The Lindemann Performing Arts Center at Brown University offers new horizons for artistic exploration for Brown students and faculty, local community members and distinguished artists from around the world. More than an arts venue, The Lindemann is a state-of-the-art research laboratory that will qualitatively transform the Brown Arts ecosystem, stimulating new modes of art making, encouraging innovative collaborations across knowledge domains and activating the creative imaginations of artistic communities at Brown and beyond.

With a radical, one-of-a-kind approach to spatial, acoustic and technical flexibility, Brown University’s 101,000-square-foot Lindemann Performing Arts Center, designed by Joshua Ramus/REX, will inspire dynamic art-making, enable new forms of artistic collaboration and serve as a hub for performance at Brown.

L’Observatoire International’s scope of work includes front of house interior lighting and exterior facade and site lighting.  The overall exterior lighting design strategy works at two scales to define the overall form and also articulate the gentle fluted profile.  For the interior, the lighting reinforces the strong architectural form either as Illuminated surfaces or lighting in a grid that follows the modular units of the building.  The supporting spaces of rehearsal rooms, dressing rooms and amenities are all underground with only electric light sources.

During the day the sunlight reveals all the intricate details of the facade as you approach the monolithic form of the building.  The facade is intentionally opaque with a transparent datum that is the main lobby and circulation. As the sun sets the lighting to take over by the glow from the interior lighting and moving upwards and downwards away from the lobby level grazing the facade in both directions. The lobby level during the day time is intentionally a mirror has a strong urban presence on all 4 sides of the building and at night time is the opposite as a transparent datum cutting through the building.

A close up of the facade reveals the grazer light is discontinuous and on center with the fluted facade panels to articulate the form and finer details of the facade composition. The downlighting below the lobby level emphasizes the sense of floating over the public exterior that has adjustable track lighting for flexible uses such as temporary events and performances.
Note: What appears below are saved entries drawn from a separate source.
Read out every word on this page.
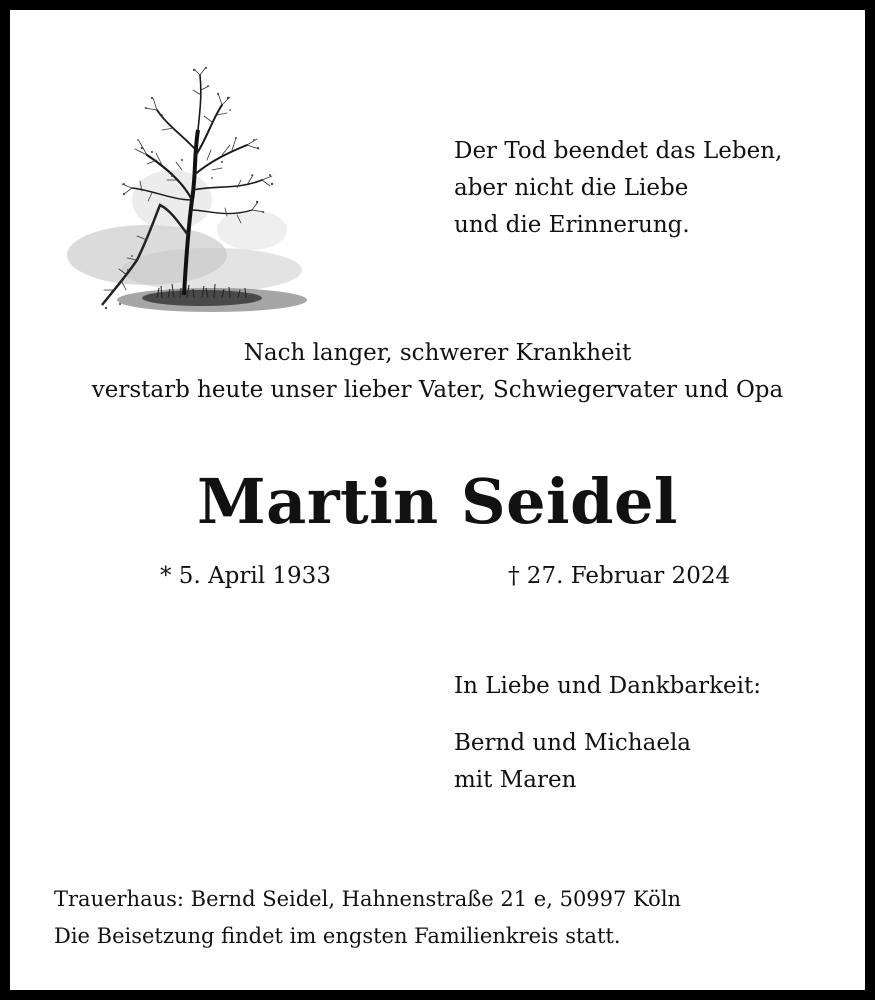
Der Tod beendet das Leben,
aber nicht die Liebe
und die Erinnerung.
Nach langer, schwerer Krankheit
verstarb heute unser lieber Vater, Schwiegervater und Opa
Martin Seidel
* 5. April 1933	† 27. Februar 2024
In Liebe und Dankbarkeit:
Bernd und Michaela
mit Maren
Trauerhaus: Bernd Seidel, Hahnenstraße 21 e, 50997 Köln
Die Beisetzung findet im engsten Familienkreis statt.
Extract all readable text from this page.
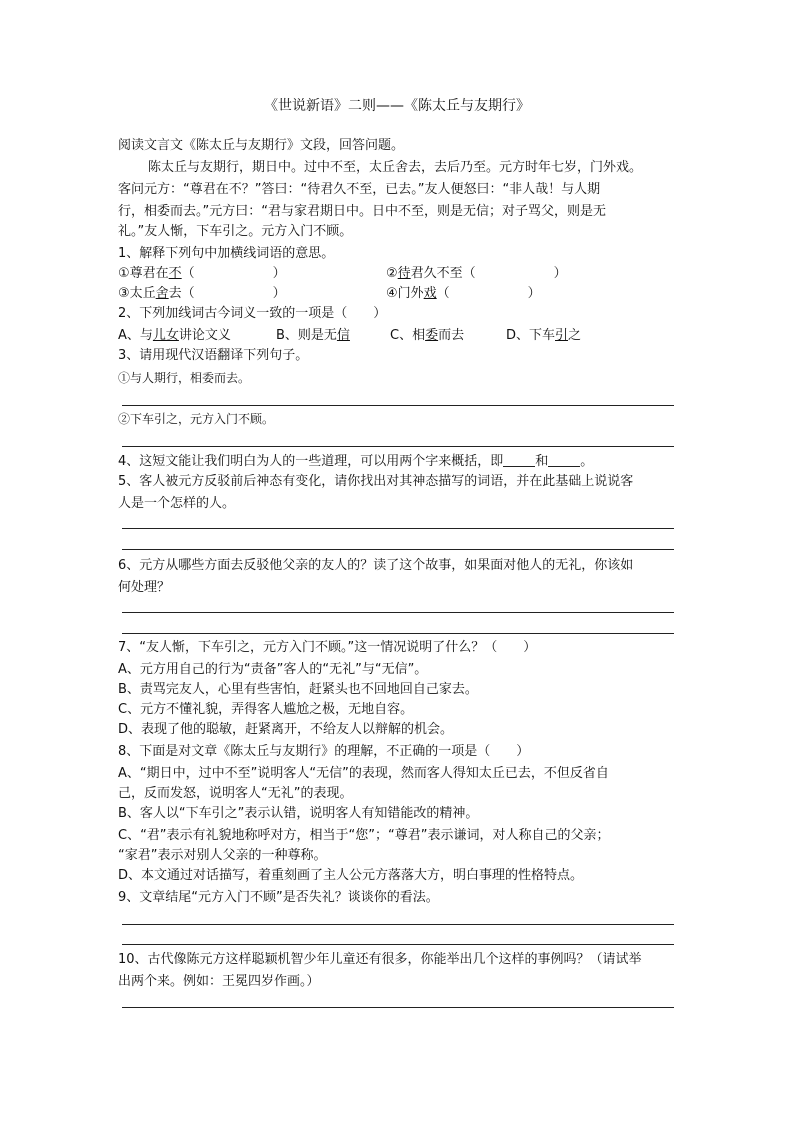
《世说新语》二则——《陈太丘与友期行》
阅读文言文《陈太丘与友期行》文段，回答问题。
陈太丘与友期行，期日中。过中不至，太丘舍去，去后乃至。元方时年七岁，门外戏。
客问元方：“尊君在不？”答曰：“待君久不至，已去。”友人便怒曰：“非人哉！与人期
行，相委而去。”元方曰：“君与家君期日中。日中不至，则是无信；对子骂父，则是无
礼。”友人惭，下车引之。元方入门不顾。
1、解释下列句中加横线词语的意思。
①尊君在不（　　　　　　）	②待君久不至（　　　　　　）
③太丘舍去（　　　　　　）	④门外戏（　　　　　　）
2、下列加线词古今词义一致的一项是（　　）
A、与儿女讲论文义	B、则是无信	C、相委而去	D、下车引之
3、请用现代汉语翻译下列句子。
①与人期行，相委而去。
②下车引之，元方入门不顾。
4、这短文能让我们明白为人的一些道理，可以用两个字来概括，即 和 。
5、客人被元方反驳前后神态有变化，请你找出对其神态描写的词语，并在此基础上说说客
人是一个怎样的人。
6、元方从哪些方面去反驳他父亲的友人的？读了这个故事，如果面对他人的无礼，你该如
何处理？
7、“友人惭，下车引之，元方入门不顾。”这一情况说明了什么？（　　）
A、元方用自己的行为“责备”客人的“无礼”与“无信”。
B、责骂完友人，心里有些害怕，赶紧头也不回地回自己家去。
C、元方不懂礼貌，弄得客人尴尬之极，无地自容。
D、表现了他的聪敏，赶紧离开，不给友人以辩解的机会。
8、下面是对文章《陈太丘与友期行》的理解，不正确的一项是（　　）
A、“期日中，过中不至”说明客人“无信”的表现，然而客人得知太丘已去，不但反省自
己，反而发怒，说明客人“无礼”的表现。
B、客人以“下车引之”表示认错，说明客人有知错能改的精神。
C、“君”表示有礼貌地称呼对方，相当于“您”；“尊君”表示谦词，对人称自己的父亲；
“家君”表示对别人父亲的一种尊称。
D、本文通过对话描写，着重刻画了主人公元方落落大方，明白事理的性格特点。
9、文章结尾“元方入门不顾”是否失礼？谈谈你的看法。
10、古代像陈元方这样聪颖机智少年儿童还有很多，你能举出几个这样的事例吗？（请试举
出两个来。例如：王冕四岁作画。）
The campus presence of the new Lindemann Performing Arts Center works at the site and street scale to allow safe movement as well as the urban scale to give a unique identity at nighttime.

The main space of the building is a large flexible auditorium, and the lighting layers allow for discrete lighting to the seating system to reduce visible light sources into the main space. The lighting above serves as a work light but is organized to follow the grid to combine utilitarian function with a strong graphic and rhythm that filters light through the theatrical layers below.

In rehearsal rooms the lighting design approach continues to support the strong geometries and grid set out for orientation and layering with theatrical lighting.